We all know #1. A few know #2. But #3 gets less publicity. It is known mainly because of the man who killed it.
The favorite is the Federal Reserve System. No surprise here.
In second place is Alexander Hamilton’s First Bank of the United States, which set the precedent, 1791-1811.
You can guess #3: the Second Bank of the United States. It was created in 1816. Three years later, it produced the nation’s first economic depression.
It is best known for two things. First, the Supreme Court upheld its sovereignty in the famous case, McCulloch v. Maryland (1819). That case created tax immunity for the U.S. government. The states may not tax any agency of the federal government. Such tax immunity did not officially exist prior to 1819. Textbooks do not mention this judicial fact.
Second, in 1832, President Jackson vetoed a bill to extend the life of the Bank for an extra 15 years beyond the “sunset” date of 1836. For doing this, historians dismiss Jackson as an economic ignoramus. Not only was he not an economic ignoramus, he delivered the United States from the scourge of crony capitalism’s most important institution until 1914.
This week, I discovered something that I had never heard of in over 50 years of studying American history. There was a link between McCulloch v. Maryland and Jackson’s veto. This existence of this link was deliberately suppressed by Chief Justice John Marshall in 1819. Marshall was so successful in suppressing this information that no historian saw its connection to the veto. I spotted it only because of my course in American history for the Ron Paul Curriculum. I have a Ph.D. in history. One of my fields was 19th-century American history. Yet I was not told of this connection. The historical guild has not talked about it. I think this is because no one has looked at the relevant documents and then put two and two together. I put the pieces together here.

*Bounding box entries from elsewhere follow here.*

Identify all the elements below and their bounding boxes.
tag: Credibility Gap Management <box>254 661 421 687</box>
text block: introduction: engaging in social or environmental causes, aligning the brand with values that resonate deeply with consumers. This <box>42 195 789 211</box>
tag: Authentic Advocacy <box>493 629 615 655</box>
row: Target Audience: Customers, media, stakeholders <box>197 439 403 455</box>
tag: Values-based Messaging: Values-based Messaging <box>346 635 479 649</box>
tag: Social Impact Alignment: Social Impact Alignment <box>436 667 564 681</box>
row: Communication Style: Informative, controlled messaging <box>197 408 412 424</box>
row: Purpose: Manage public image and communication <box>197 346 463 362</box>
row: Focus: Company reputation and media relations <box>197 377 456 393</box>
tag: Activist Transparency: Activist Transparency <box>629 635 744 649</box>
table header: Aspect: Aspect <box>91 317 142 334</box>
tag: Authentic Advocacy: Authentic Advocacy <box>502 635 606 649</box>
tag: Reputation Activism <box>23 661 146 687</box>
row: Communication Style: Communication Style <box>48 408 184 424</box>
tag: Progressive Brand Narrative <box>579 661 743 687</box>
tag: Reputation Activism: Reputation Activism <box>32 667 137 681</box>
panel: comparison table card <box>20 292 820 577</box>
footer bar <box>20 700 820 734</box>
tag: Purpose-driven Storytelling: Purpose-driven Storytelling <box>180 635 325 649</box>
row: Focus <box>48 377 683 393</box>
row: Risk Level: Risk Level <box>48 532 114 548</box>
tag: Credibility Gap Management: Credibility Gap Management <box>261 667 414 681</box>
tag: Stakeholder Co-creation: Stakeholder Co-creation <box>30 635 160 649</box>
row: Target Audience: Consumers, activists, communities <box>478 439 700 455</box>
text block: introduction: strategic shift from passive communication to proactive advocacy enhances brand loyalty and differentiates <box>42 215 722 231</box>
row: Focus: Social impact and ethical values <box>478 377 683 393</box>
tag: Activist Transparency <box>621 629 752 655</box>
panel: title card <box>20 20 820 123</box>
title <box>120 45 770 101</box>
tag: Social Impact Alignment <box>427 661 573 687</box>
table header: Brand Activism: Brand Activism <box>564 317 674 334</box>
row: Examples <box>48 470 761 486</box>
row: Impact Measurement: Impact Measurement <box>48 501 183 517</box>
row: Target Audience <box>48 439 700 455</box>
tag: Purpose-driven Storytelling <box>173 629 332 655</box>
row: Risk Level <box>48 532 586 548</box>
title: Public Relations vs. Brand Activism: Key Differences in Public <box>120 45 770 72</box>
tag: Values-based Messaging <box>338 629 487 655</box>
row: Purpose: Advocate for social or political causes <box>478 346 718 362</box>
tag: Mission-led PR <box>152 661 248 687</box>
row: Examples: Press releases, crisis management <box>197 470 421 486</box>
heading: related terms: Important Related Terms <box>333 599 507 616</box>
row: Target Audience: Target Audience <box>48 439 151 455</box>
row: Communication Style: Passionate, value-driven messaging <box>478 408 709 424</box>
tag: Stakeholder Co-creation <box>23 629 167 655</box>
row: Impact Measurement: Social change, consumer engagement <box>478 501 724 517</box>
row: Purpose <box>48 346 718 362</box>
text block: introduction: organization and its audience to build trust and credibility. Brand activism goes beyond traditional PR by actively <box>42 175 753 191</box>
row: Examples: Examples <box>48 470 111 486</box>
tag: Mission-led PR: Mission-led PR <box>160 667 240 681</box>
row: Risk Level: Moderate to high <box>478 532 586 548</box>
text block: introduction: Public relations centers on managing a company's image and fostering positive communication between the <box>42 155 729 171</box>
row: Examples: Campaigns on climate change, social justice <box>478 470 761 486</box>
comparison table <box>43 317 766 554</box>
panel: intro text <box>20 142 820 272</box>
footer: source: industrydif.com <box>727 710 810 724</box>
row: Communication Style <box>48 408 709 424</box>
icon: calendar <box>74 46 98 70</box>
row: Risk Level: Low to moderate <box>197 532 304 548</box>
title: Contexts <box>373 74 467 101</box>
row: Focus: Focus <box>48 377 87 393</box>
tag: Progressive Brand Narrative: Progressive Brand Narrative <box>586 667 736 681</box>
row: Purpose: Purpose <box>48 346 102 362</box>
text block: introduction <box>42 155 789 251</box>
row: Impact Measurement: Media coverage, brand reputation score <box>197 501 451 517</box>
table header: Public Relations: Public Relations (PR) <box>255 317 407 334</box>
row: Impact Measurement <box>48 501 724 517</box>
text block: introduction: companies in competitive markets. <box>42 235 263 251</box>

Marshall lived long enough to to see this link revived in 1832. Jackson used it in his veto of the Bank. If Jackson had had his way, the state taxation of the federal government’s profit-seeking ventures — Fannie Mae, Freddie Mac, and the Federal Reserve System — would have begun decades ago. But no other President followed his lead.
Upon the formation of the Constitution the States guarded their taxing power with peculiar jealousy. They surrendered it only as it regards imports and exports. In relation to every other object within their jurisdiction, whether persons, property, business, or professions, it was secured in as ample a manner as it was before possessed. All persons, though United States officers, are liable to a poll tax by the States within which they reside. The lands of the United States are liable to the usual land tax, except in the new States, from whom agreements that they will not tax unsold lands are exacted when they are admitted into the Union. Horses, wagons, any beasts or vehicles, tools, or property belonging to private citizens, though employed in the service of the United States, are subject to State taxation. Every private business, whether carried on by an officer of the General Government or not, whether it be mixed with public concerns or not, even if it be carried on by the Government of the United States itself, separately or in partnership, falls within the scope of the taxing power of the State. Nothing comes more fully within it than banks and the business of banking, by whomsoever instituted and carried on. Over this whole subject-matter it is just as absolute, unlimited, and uncontrollable as if the Constitution had never been adopted, because in the formation of that instrument it was reserved without qualification.